Boy Student Laughing In Class

So what’s changed? How have I come to be perceived as the quiet introverted guy?

I used to think that the extroverts were the loud ones, the life of the party, the Type A personalities while the introverts were the quiet ones, the wallflowers, the librarians. But a good friend rightly pointed out that that definition confused him – he had seen his share of social introverts and reserved extroverts.

A more helpful definition, then, of whether a person is an introvert or an extrovert, is by the way they recharge – extroverts tend to recharge in the presence of others while introverts recharge alone.

I think that there are many features which suggest that I am an introvert then – most of the activities I engage in to recharge myself nowadays, I tend to do alone.

(Mind out of the gutter, please).

I jog – which is a solitary exercise, I play the guitar, but not in a band – in the quiet of my own home, to my audience of one (my wife, who is still waiting for her refund); I read (internet>books>>>textbooks), I write, I even watch movies alone nowadays. My thought life has never been richer, and all my imaginary friends agree.

Illustration of Fairy and Unicorn

I remember taking a personality test when I was eighteen – and Myers-Briggs tells me that I scored somewhere between an extrovert and an introvert. I was a little surprised by the result, I had always thought myself a lot more extroverted – I find myself recharged in the company of like-minded people, hearing their stories, sharing laughter and deep, meaningful conversations and seeking to be the source of laughter and stories myself. I hated the thought of being alone for too long, and I remember a period of my life where I had felt so alone it was a physical pain thus I vowed never to be found without the company of a friend.

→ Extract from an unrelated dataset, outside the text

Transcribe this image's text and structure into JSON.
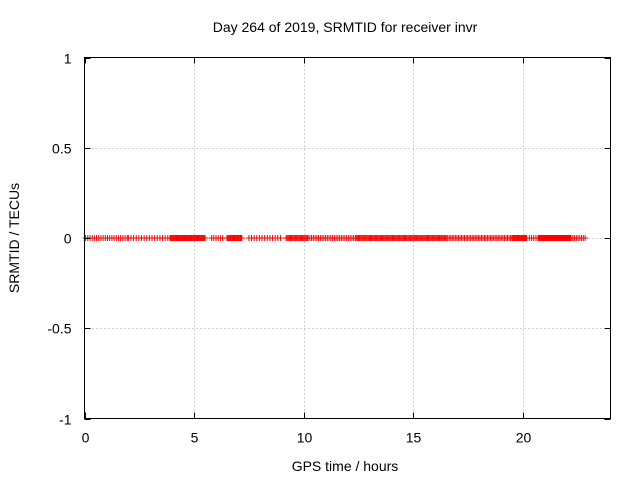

But the older I get, the more I have changed.

Perhaps the passage of life shapes us to become more introverted naturally. We grow older (and some of us grow up), we no longer have the large family that was our school friends or college mates – all the promises that we would be friends-for-life have fallen along the wayside when time and different paths separate us.

Moving overseas for work or studying meant that you lost your roots and well-established connections, and had to write new histories with new friends. Being married means you now have to learn to protect ‘us’ as well. Throw kids into the mix and you have a right recipe for more and more isolation.

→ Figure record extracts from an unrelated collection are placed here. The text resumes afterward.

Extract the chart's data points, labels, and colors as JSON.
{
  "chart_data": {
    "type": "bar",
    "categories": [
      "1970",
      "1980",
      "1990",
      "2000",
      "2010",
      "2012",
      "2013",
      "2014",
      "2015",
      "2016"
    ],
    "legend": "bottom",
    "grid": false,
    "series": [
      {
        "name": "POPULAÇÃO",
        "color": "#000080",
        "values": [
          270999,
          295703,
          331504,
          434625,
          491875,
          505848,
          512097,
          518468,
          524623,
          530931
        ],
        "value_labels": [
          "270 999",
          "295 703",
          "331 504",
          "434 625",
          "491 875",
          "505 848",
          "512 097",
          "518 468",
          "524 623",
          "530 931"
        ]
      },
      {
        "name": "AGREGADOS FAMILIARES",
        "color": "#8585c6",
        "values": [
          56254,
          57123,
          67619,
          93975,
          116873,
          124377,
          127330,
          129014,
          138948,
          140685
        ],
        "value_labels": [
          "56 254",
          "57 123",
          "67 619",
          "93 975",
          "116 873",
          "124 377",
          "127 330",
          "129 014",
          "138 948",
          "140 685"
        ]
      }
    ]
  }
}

Lone Tree Folly Beach Charleston Carolina

What is confusing then is the workplace. The workplace celebrates the extroverts – the ones who stand out by the strength seen in voicing their opinions or ideas, the team workers, the natural leaders.  Small talk and the ability to weave your way around a conversation is an important skill while silence and the seeming lack of interest in someone’s weekend is mistaken for anti-social behaviour or extreme politeness/rudeness. The extroverts are the ones who gain prominence and rise through the ranks quickly while the introverts continue about their work in their own quiet, diligent way, unnoticed.

I sometimes wonder whether it is a fault of our upbringing – in Malaysian schools we were always very deferential to authority and hierarchy, and it requires a period of adjustment for us to talk to our seniors and superiors as if they were our friends or equals. You were always reminded to keep quiet in class, follow rules and exams celebrated rote memorisation and application rather than innovative thinking or a creative spirit or class participation.

I am still scratching my head over that one, I guess – I’d like to think that I am generally friendly and talkative at the workplace, but perhaps I seem to emanate a quiet brooding spirit too.

(I’m… Batman.?)

Little Superhero

Perhaps I am old before my time. Or perhaps I have finally grown comfortable with who I am and have learnt to love my own company. Maybe I am no longer the awkward person I was once, seeking my validation from being perceived as popular, funny or clever.

Maybe the reason I am quietly spoken nowadays sometimes is because the only person that I’m learning to listen to me, is me.